Groups representing consumers said any waiver extension should be no longer than an additional year, “tied to transparent benchmarks, including updates,” and provide for “consumer input in development and finalization of the final test methodology.” The filing was endorsed by the Hearing Loss Association of America, Deaf Equality, the National Association of the Deaf, TDIforAccess and the Rehabilitation Engineering Research Center on Technology for the Deaf and Hard of Hearing.
CTIA “cites the need for regulatory clarity and certainty for industry,” the consumer groups said. “Consumers, too, need clarity and certainty, especially when selecting phones that are labeled as ‘hearing aid compatible.’” If a device carries HAC labeling, “it must reliably deliver on that promise,” they said. “It must serve both industry and the public equally.”
The Consumer Technology Association said the current waiver is based on a “consensus solution” to problems with the 2019 ANSI standard volume control methodology.
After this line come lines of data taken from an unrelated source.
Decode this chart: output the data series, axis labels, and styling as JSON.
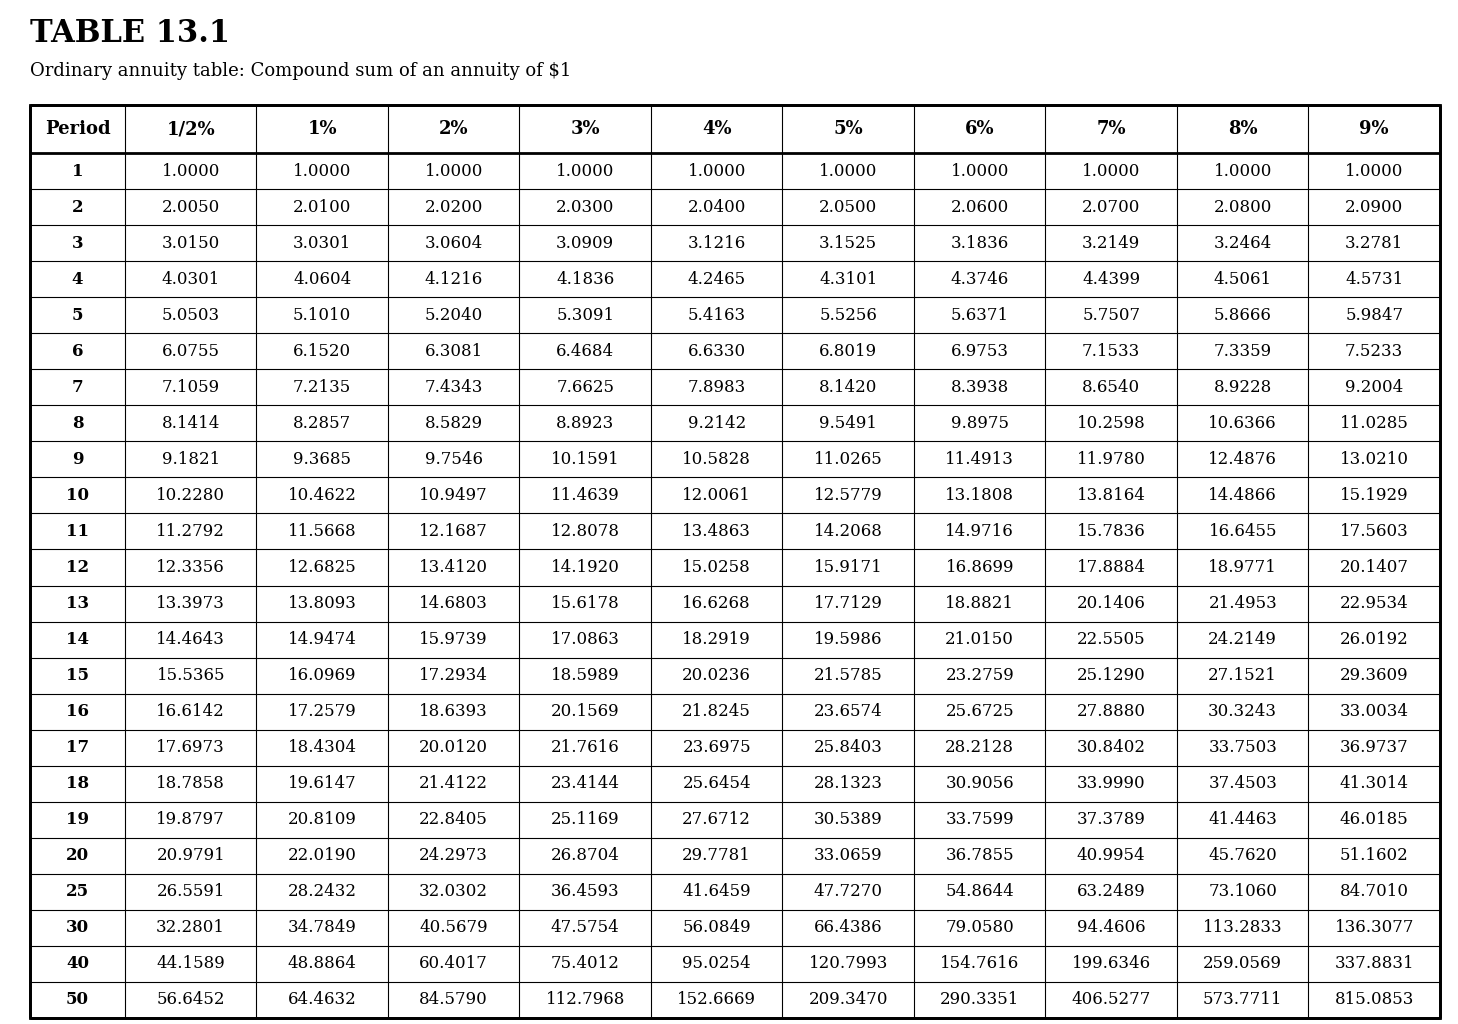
{
  "title": "TABLE 13.1",
  "subtitle": "Ordinary annuity table: Compound sum of an annuity of $1",
  "columns": [
    "Period",
    "1/2%",
    "1%",
    "2%",
    "3%",
    "4%",
    "5%",
    "6%",
    "7%",
    "8%",
    "9%"
  ],
  "rows": [
    [
      "1",
      "1.0000",
      "1.0000",
      "1.0000",
      "1.0000",
      "1.0000",
      "1.0000",
      "1.0000",
      "1.0000",
      "1.0000",
      "1.0000"
    ],
    [
      "2",
      "2.0050",
      "2.0100",
      "2.0200",
      "2.0300",
      "2.0400",
      "2.0500",
      "2.0600",
      "2.0700",
      "2.0800",
      "2.0900"
    ],
    [
      "3",
      "3.0150",
      "3.0301",
      "3.0604",
      "3.0909",
      "3.1216",
      "3.1525",
      "3.1836",
      "3.2149",
      "3.2464",
      "3.2781"
    ],
    [
      "4",
      "4.0301",
      "4.0604",
      "4.1216",
      "4.1836",
      "4.2465",
      "4.3101",
      "4.3746",
      "4.4399",
      "4.5061",
      "4.5731"
    ],
    [
      "5",
      "5.0503",
      "5.1010",
      "5.2040",
      "5.3091",
      "5.4163",
      "5.5256",
      "5.6371",
      "5.7507",
      "5.8666",
      "5.9847"
    ],
    [
      "6",
      "6.0755",
      "6.1520",
      "6.3081",
      "6.4684",
      "6.6330",
      "6.8019",
      "6.9753",
      "7.1533",
      "7.3359",
      "7.5233"
    ],
    [
      "7",
      "7.1059",
      "7.2135",
      "7.4343",
      "7.6625",
      "7.8983",
      "8.1420",
      "8.3938",
      "8.6540",
      "8.9228",
      "9.2004"
    ],
    [
      "8",
      "8.1414",
      "8.2857",
      "8.5829",
      "8.8923",
      "9.2142",
      "9.5491",
      "9.8975",
      "10.2598",
      "10.6366",
      "11.0285"
    ],
    [
      "9",
      "9.1821",
      "9.3685",
      "9.7546",
      "10.1591",
      "10.5828",
      "11.0265",
      "11.4913",
      "11.9780",
      "12.4876",
      "13.0210"
    ],
    [
      "10",
      "10.2280",
      "10.4622",
      "10.9497",
      "11.4639",
      "12.0061",
      "12.5779",
      "13.1808",
      "13.8164",
      "14.4866",
      "15.1929"
    ],
    [
      "11",
      "11.2792",
      "11.5668",
      "12.1687",
      "12.8078",
      "13.4863",
      "14.2068",
      "14.9716",
      "15.7836",
      "16.6455",
      "17.5603"
    ],
    [
      "12",
      "12.3356",
      "12.6825",
      "13.4120",
      "14.1920",
      "15.0258",
      "15.9171",
      "16.8699",
      "17.8884",
      "18.9771",
      "20.1407"
    ],
    [
      "13",
      "13.3973",
      "13.8093",
      "14.6803",
      "15.6178",
      "16.6268",
      "17.7129",
      "18.8821",
      "20.1406",
      "21.4953",
      "22.9534"
    ],
    [
      "14",
      "14.4643",
      "14.9474",
      "15.9739",
      "17.0863",
      "18.2919",
      "19.5986",
      "21.0150",
      "22.5505",
      "24.2149",
      "26.0192"
    ],
    [
      "15",
      "15.5365",
      "16.0969",
      "17.2934",
      "18.5989",
      "20.0236",
      "21.5785",
      "23.2759",
      "25.1290",
      "27.1521",
      "29.3609"
    ],
    [
      "16",
      "16.6142",
      "17.2579",
      "18.6393",
      "20.1569",
      "21.8245",
      "23.6574",
      "25.6725",
      "27.8880",
      "30.3243",
      "33.0034"
    ],
    [
      "17",
      "17.6973",
      "18.4304",
      "20.0120",
      "21.7616",
      "23.6975",
      "25.8403",
      "28.2128",
      "30.8402",
      "33.7503",
      "36.9737"
    ],
    [
      "18",
      "18.7858",
      "19.6147",
      "21.4122",
      "23.4144",
      "25.6454",
      "28.1323",
      "30.9056",
      "33.9990",
      "37.4503",
      "41.3014"
    ],
    [
      "19",
      "19.8797",
      "20.8109",
      "22.8405",
      "25.1169",
      "27.6712",
      "30.5389",
      "33.7599",
      "37.3789",
      "41.4463",
      "46.0185"
    ],
    [
      "20",
      "20.9791",
      "22.0190",
      "24.2973",
      "26.8704",
      "29.7781",
      "33.0659",
      "36.7855",
      "40.9954",
      "45.7620",
      "51.1602"
    ],
    [
      "25",
      "26.5591",
      "28.2432",
      "32.0302",
      "36.4593",
      "41.6459",
      "47.7270",
      "54.8644",
      "63.2489",
      "73.1060",
      "84.7010"
    ],
    [
      "30",
      "32.2801",
      "34.7849",
      "40.5679",
      "47.5754",
      "56.0849",
      "66.4386",
      "79.0580",
      "94.4606",
      "113.2833",
      "136.3077"
    ],
    [
      "40",
      "44.1589",
      "48.8864",
      "60.4017",
      "75.4012",
      "95.0254",
      "120.7993",
      "154.7616",
      "199.6346",
      "259.0569",
      "337.8831"
    ],
    [
      "50",
      "56.6452",
      "64.4632",
      "84.5790",
      "112.7968",
      "152.6669",
      "209.3470",
      "290.3351",
      "406.5277",
      "573.7711",
      "815.0853"
    ]
  ],
  "title_fontsize": 22,
  "subtitle_fontsize": 13,
  "header_fontsize": 13,
  "cell_fontsize": 12,
  "background_color": "#ffffff",
  "border_color": "#000000",
  "text_color": "#000000"
}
The HAC Task Force “identified that the volume control testing methodology, as incorporated by the Commission into the rules, represented a flawed testing framework that previously had not been tested in the real world because testing equipment was not yet available when the standard was adopted,” CTA said. “Importantly, the [task force] also developed an interim volume testing solution to ensure that wireless handsets could be tested to demonstrate compliance with the main components of the 2019 ANSI Standard: RF immunity, inductive coupling, and volume control.”
Consumers, including those who use hearing aids or cochlear implants, “enjoy and rely upon the capabilities provided by a steady stream of ever-more-innovative devices,” NCTA said. “Extension of the waiver period will ensure that these needs are met and that individuals with hearing loss continue to receive the highest quality offerings while stakeholders and the Commission work to implement and codify a new volume testing standard.”
Samsung Electronics also called on the FCC to extend the waiver, which “ensures that Samsung, and those that offer our wireless handsets, are supplying wireless handsets that provide all of the benefits of the 2019 ANSI Standard, including increased RF immunity, better telecoil coupling, and, for the first time, objectively tested volume control.”